Him: I believe it is more of a comfort factor for me. With online dating, you can go at your own pace, be comfortable, and get to know each other. So, by the time you can physically meet, you'll have built enough momentum to make your date feel as comfortable and amazing as they are.
What drew you to your partner online?
She: First was that he was unabashedly himself in his photos. He didn't fit the conventional standards of beauty and that didn't bother him. Secondly, he'd written that he would not be available 24/7 on the app and won't be able to reply immediately and he likes to respect his work and his time and that of the other person. That is a sentiment I share so I was very happy to see that!
Him: It is her way with life and the people in it. The way she looks at life drew me toward her. She made me feel happy, loved and cared about.
Did you come across any fake profiles or false identities online? Any tips to tell if a person is real or fake?

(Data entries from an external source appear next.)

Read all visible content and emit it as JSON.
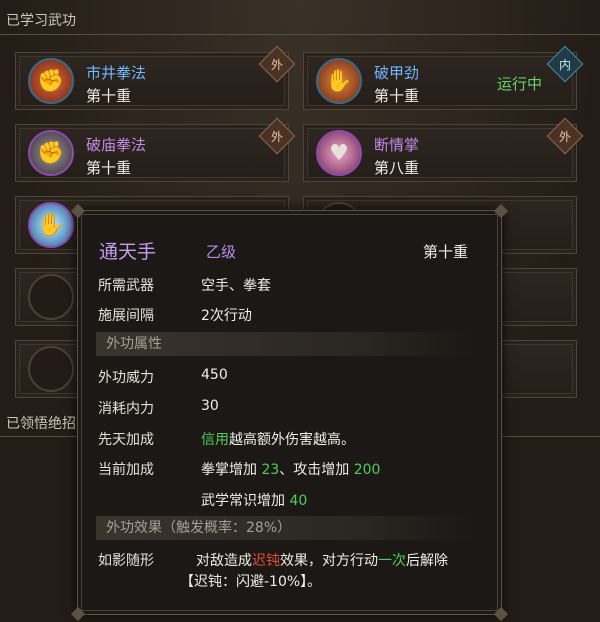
{
  "sections": {
    "learned_title": "已学习武功",
    "enlightened_title": "已领悟绝招"
  },
  "badges": {
    "outer": "外",
    "inner": "内"
  },
  "skills": [
    {
      "name": "市井拳法",
      "level": "第十重",
      "name_color": "#6fb6ff",
      "icon": "fist-burst-icon"
    },
    {
      "name": "破甲劲",
      "level": "第十重",
      "name_color": "#6fb6ff",
      "icon": "paw-icon",
      "status": "运行中"
    },
    {
      "name": "破庙拳法",
      "level": "第十重",
      "name_color": "#c58ae8",
      "icon": "gauntlet-icon"
    },
    {
      "name": "断情掌",
      "level": "第八重",
      "name_color": "#c58ae8",
      "icon": "broken-heart-icon"
    },
    {
      "name": "通天手",
      "level": "第十重",
      "name_color": "#c58ae8",
      "icon": "glowing-hand-icon"
    }
  ],
  "tooltip": {
    "title": "通天手",
    "grade": "乙级",
    "level": "第十重",
    "weapon_label": "所需武器",
    "weapon_value": "空手、拳套",
    "interval_label": "施展间隔",
    "interval_value": "2次行动",
    "outer_attr_band": "外功属性",
    "power_label": "外功威力",
    "power_value": "450",
    "cost_label": "消耗内力",
    "cost_value": "30",
    "innate_label": "先天加成",
    "innate_highlight": "信用",
    "innate_text": "越高额外伤害越高。",
    "current_label": "当前加成",
    "bonus1_text": "拳掌增加",
    "bonus1_value": "23",
    "bonus_sep": "、攻击增加",
    "bonus2_value": "200",
    "bonus3_text": "武学常识增加",
    "bonus3_value": "40",
    "effect_band": "外功效果（触发概率：28%）",
    "effect_label": "如影随形",
    "effect_text_a": "对敌造成",
    "effect_red": "迟钝",
    "effect_text_b": "效果，对方行动",
    "effect_green": "一次",
    "effect_text_c": "后解除",
    "effect_line2": "【迟钝：闪避-10%】。"
  },
  "colors": {
    "running": "#5fd66a",
    "purple_title": "#c79cf0",
    "blue_name": "#6fb6ff"
  }
}
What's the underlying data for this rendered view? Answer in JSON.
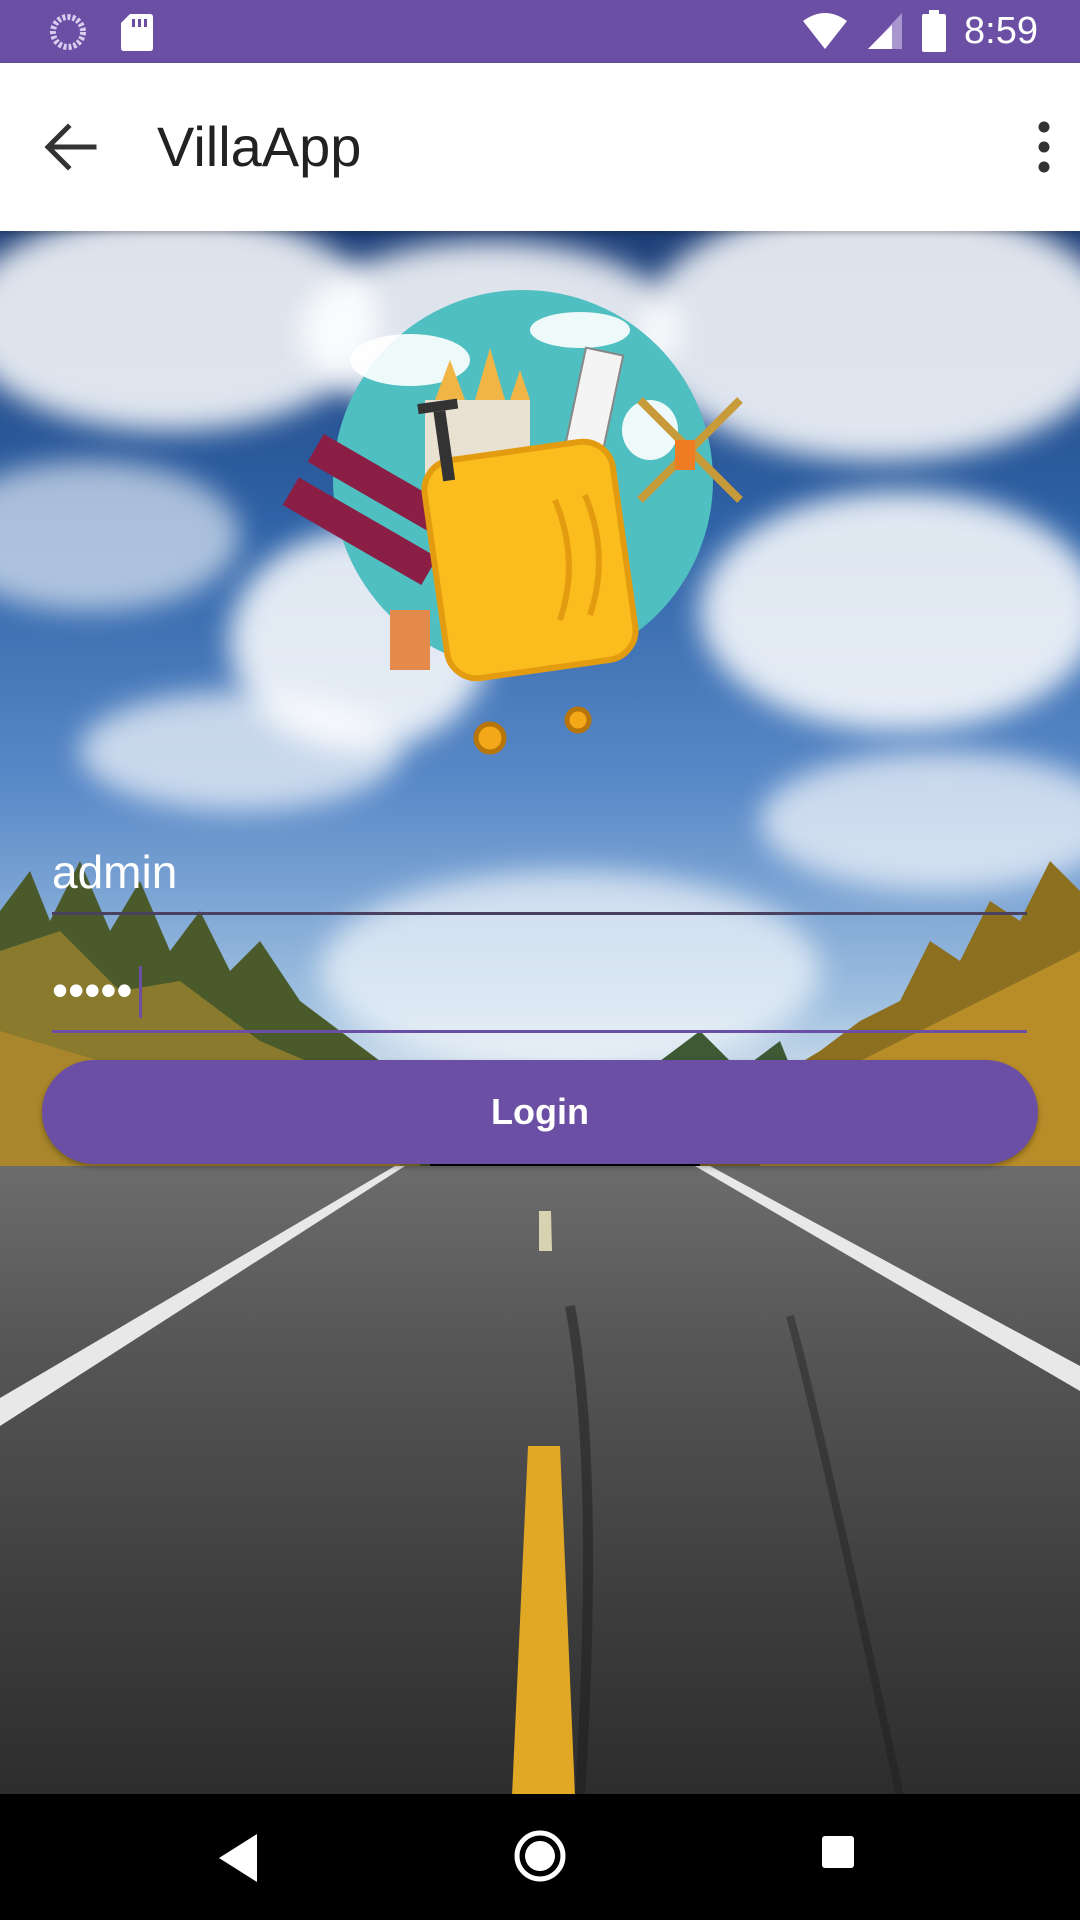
{
  "status_bar": {
    "time": "8:59",
    "left_icons": [
      "sync-icon",
      "sd-card-icon"
    ],
    "right_icons": [
      "wifi-icon",
      "signal-icon",
      "battery-icon"
    ]
  },
  "app_bar": {
    "title": "VillaApp",
    "back_icon": "arrow-back-icon",
    "menu_icon": "more-vert-icon"
  },
  "login": {
    "username_value": "admin",
    "password_value": "•••••",
    "button_label": "Login"
  },
  "colors": {
    "primary": "#6b4fa5",
    "suitcase": "#fbbd1e",
    "globe": "#4fbfc1"
  },
  "nav_bar": {
    "icons": [
      "nav-back-icon",
      "nav-home-icon",
      "nav-recents-icon"
    ]
  }
}
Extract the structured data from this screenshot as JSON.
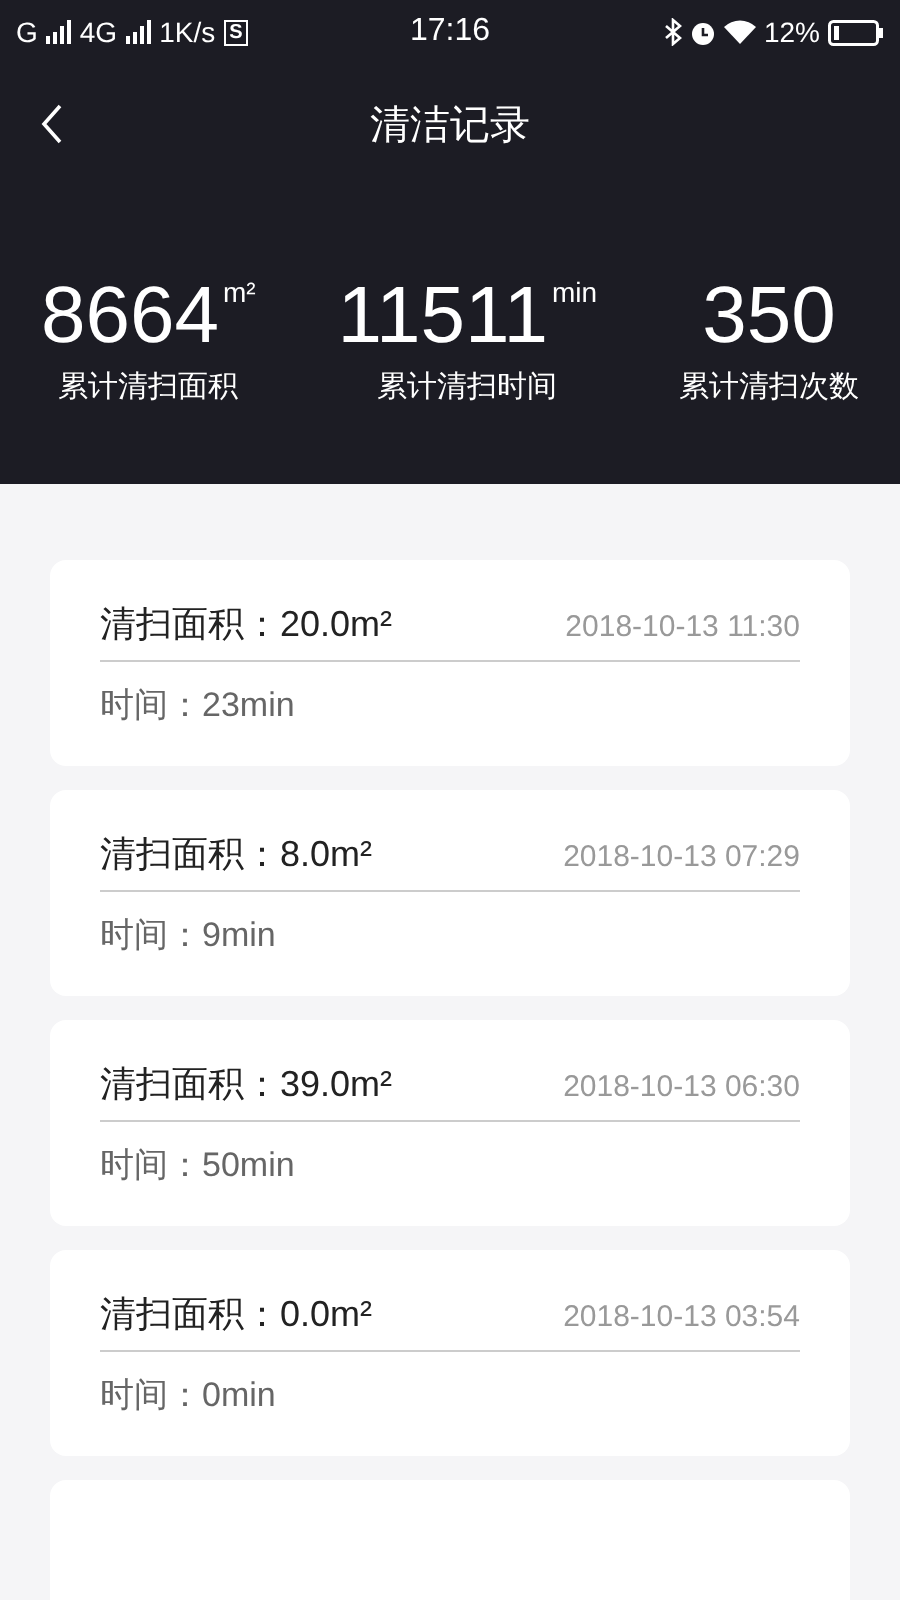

She: Yes, I came across many fake profiles. Married ones. One tip is to not trust a profile without pictures but I beg to differ, maybe the person is self-conscious? But conversations are a great way to tell, my one big red flag was when people were bent on knowing your full name or number.
Him: I've been misled here and there, but nothing major. Just trust your intuition and you'll be alright.
Was it love at first sight when you both met or did you take your time getting to know your partner?
She: There was an attraction at first sight for sure. But we took our own sweet time to come to a realisation of love; we worked on being friends first, without any other expectations. We took a lot of patience in knowing details about each other and finding comfort in our similarities and navigating our differences. We started with a principle of making the most of what we have and enjoying every day in each other's company and not worrying about the "next step" or the future, and that is what we still live by.
Him: I was quite thrilled and excited when I first met her; we actually met on two consecutive days. We were chatting more than usual after these two days, and I was the first to confess my feelings for her. I'd say it's love at first sight.
Do you feel taking chances or a 'leap of faith' is very important to get to where you are right now?
She: Undoubtedly. It is of course an informed decision and the more time and thought you put into it before making a commitment to someone - the better it would be in the long run. But at some point, you have to trust your instinct and go for it. It's the after that's most important though, not all days are sweet and happy and rosy. Relationships require constant work and effort and both parties must remember to put that in to justify that leap of faith.
Him: Yes, I did take a leap of faith. I was excited to meet her and hoped she would like to see me. This is the best decision I've ever made.